Starting in the Coach Rick Pitino era, for example, an extra row of chairs was set up behind the players.
An expansion and renovation that took place from 2001 to 2004 made even more changes.
The most noticeable: 464 seats were taken away near the floor on one end of the court, making room for the noisy "E-Rupp-tion Zone" student section.
UK says that section now holds 650 students and 100 pep band members. Without seats, they all stand up.
Seats were added at the vomitories, as the floor entrances in the corners of the arena are called. And some media seats were moved from the floor to a new area attached to the bottom of the upper arena.
The vacated courtside media seats were replaced by seats for well-heeled fans who pay large sums of money that goes to athletic scholarships.
The bottom line on seats for fans is a shocker. There are fewer now, Owen said, that there were in 1976.
(Those totals don't include the E-Rupp-tion Zone or the courtside scholarship seats.)
Another variable that impacts crowd size is interest from media and NBA scouts, said DeWayne Peevy, UK's assistant athletics director for media relations.

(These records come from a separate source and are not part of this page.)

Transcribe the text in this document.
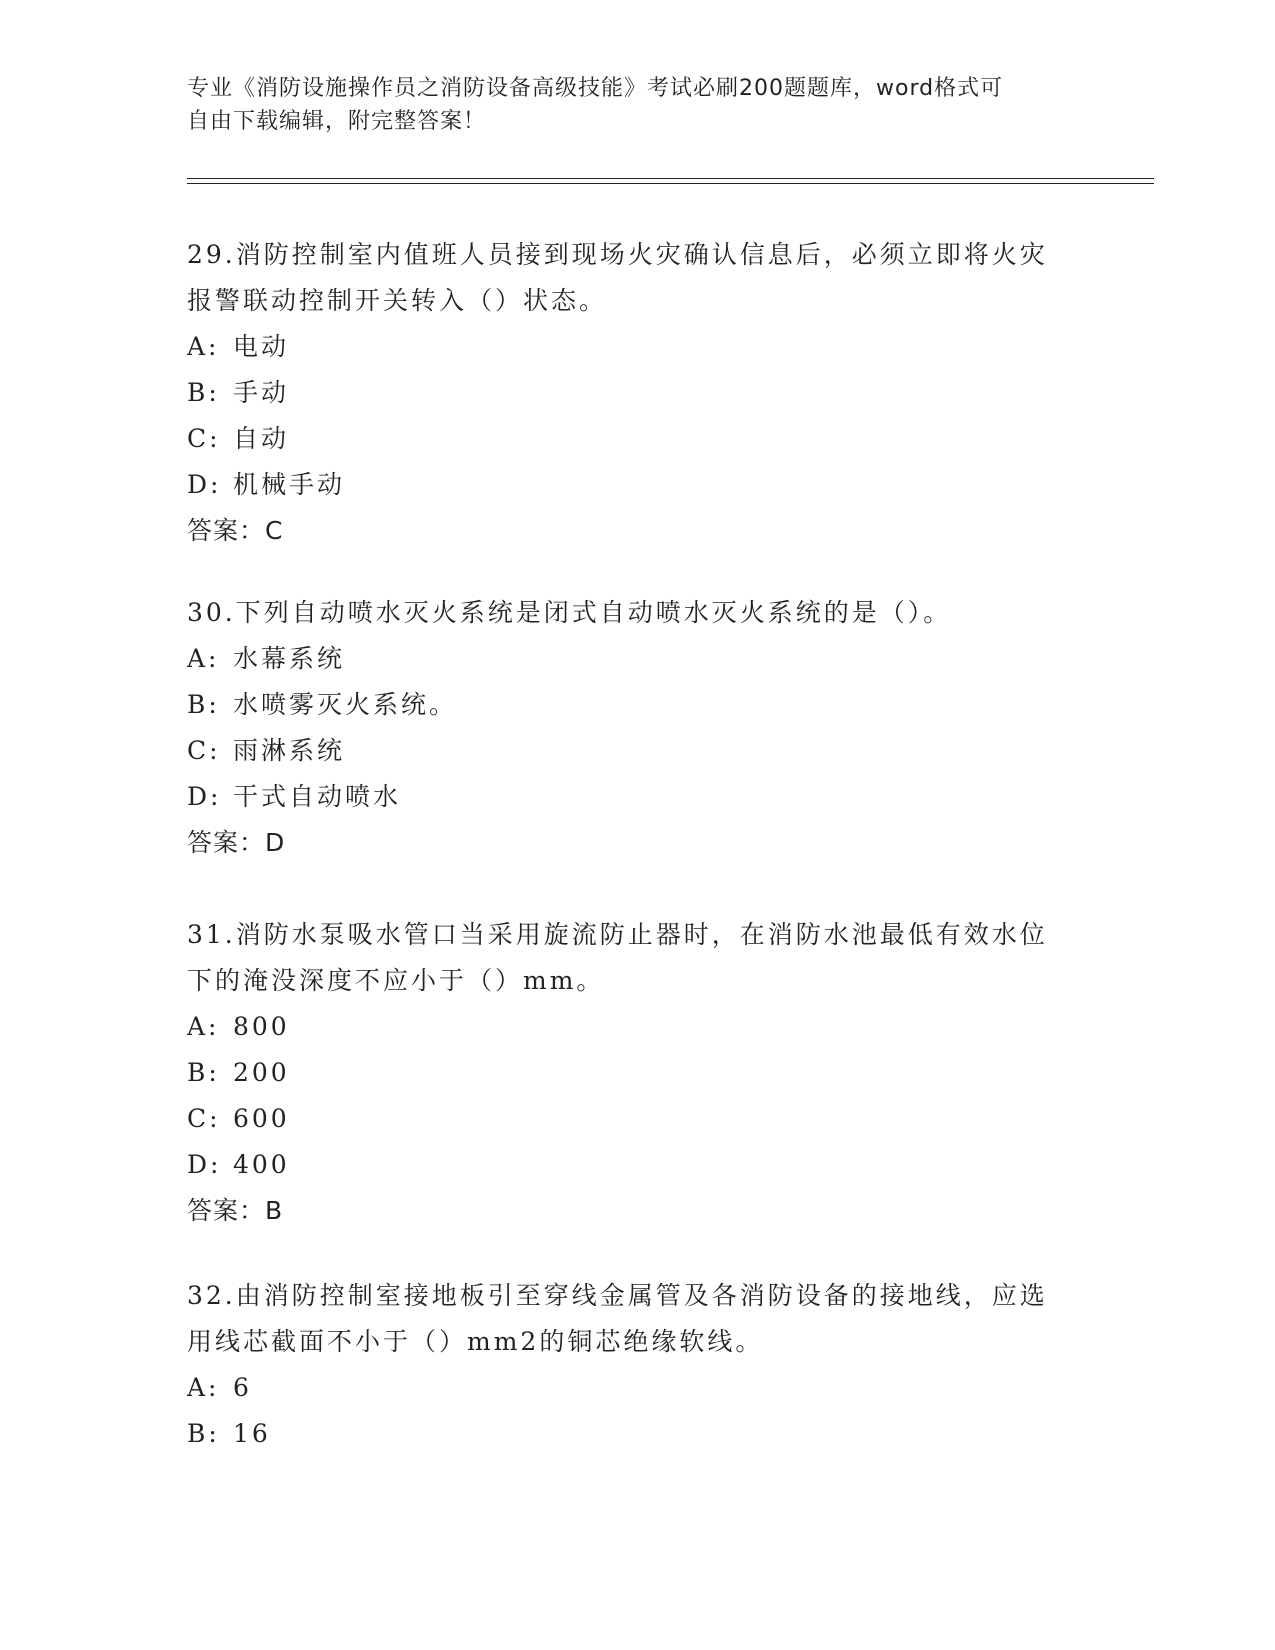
专业《消防设施操作员之消防设备高级技能》考试必刷200题题库，word格式可
自由下载编辑，附完整答案！
29.消防控制室内值班人员接到现场火灾确认信息后，必须立即将火灾
报警联动控制开关转入（）状态。
A: 电动
B: 手动
C: 自动
D: 机械手动
答案：C
30.下列自动喷水灭火系统是闭式自动喷水灭火系统的是（）。
A: 水幕系统
B: 水喷雾灭火系统。
C: 雨淋系统
D: 干式自动喷水
答案：D
31.消防水泵吸水管口当采用旋流防止器时，在消防水池最低有效水位
下的淹没深度不应小于（）mm。
A: 800
B: 200
C: 600
D: 400
答案：B
32.由消防控制室接地板引至穿线金属管及各消防设备的接地线，应选
用线芯截面不小于（）mm2的铜芯绝缘软线。
A: 6
B: 16
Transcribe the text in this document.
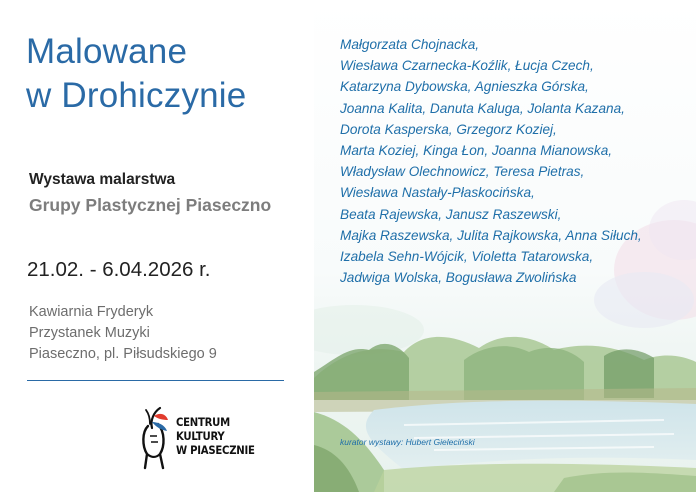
Malowane
w Drohiczynie
Wystawa malarstwa
Grupy Plastycznej Piaseczno
21.02. - 6.04.2026 r.
Kawiarnia Fryderyk
Przystanek Muzyki
Piaseczno, pl. Piłsudskiego 9
CENTRUM KULTURY
W PIASECZNIE
Małgorzata Chojnacka,
Wiesława Czarnecka-Koźlik, Łucja Czech,
Katarzyna Dybowska, Agnieszka Górska,
Joanna Kalita, Danuta Kaluga, Jolanta Kazana,
Dorota Kasperska, Grzegorz Koziej,
Marta Koziej, Kinga Łon, Joanna Mianowska,
Władysław Olechnowicz, Teresa Pietras,
Wiesława Nastały-Płaskocińska,
Beata Rajewska, Janusz Raszewski,
Majka Raszewska, Julita Rajkowska, Anna Siłuch,
Izabela Sehn-Wójcik, Violetta Tatarowska,
Jadwiga Wolska, Bogusława Zwolińska
kurator wystawy: Hubert Gieleciński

Those people have credentials instead of tickets.
"The credential requests are through the roof this year" as the Cats pile up victories, Peevy said.
Earlier this week, he said he was dealing with more requests than he had credentials. That meant, he said, that some people would be working in back rooms with no view of the game and that some TV people would have to work from their trucks in the parking lot. Some might be told no, you can't come.
Rupp's largest crowds usually are for basketball games, but Owen said a few concerts have attracted more people.
He mentioned a Kenny Rogers concert in which Rogers played on a small stage in the middle of the floor, with fans on the floor on all sides as well as in the lower and upper arenas. There were 24,300 seats for that concert, Owen said. There might have been as many as 26,000 people in the building.
The Rupp crowds have passed muster with Lexington and UK fire marshals, said Battalion Chief Marshall Griggs of the Lexington fire department.
The building has sprinklers, Griggs said, and its staff is trained in dealing with emergencies. Under current fire codes, he said, Rupp could safely get 31,000 people out in a hurry if a problem arose.
So, how many basketball fans can Rupp hold? Can the Louisville record of 24,479 be topped?
The consensus: Not by much, if any.
"I think that maxes us out unless you go to a standing-room-only situation, and you can't do that without affecting ingress and egress and fire exits and things like that," Owen said.
"I don't know where another person could go," Peevy said. "The numbers were through the roof."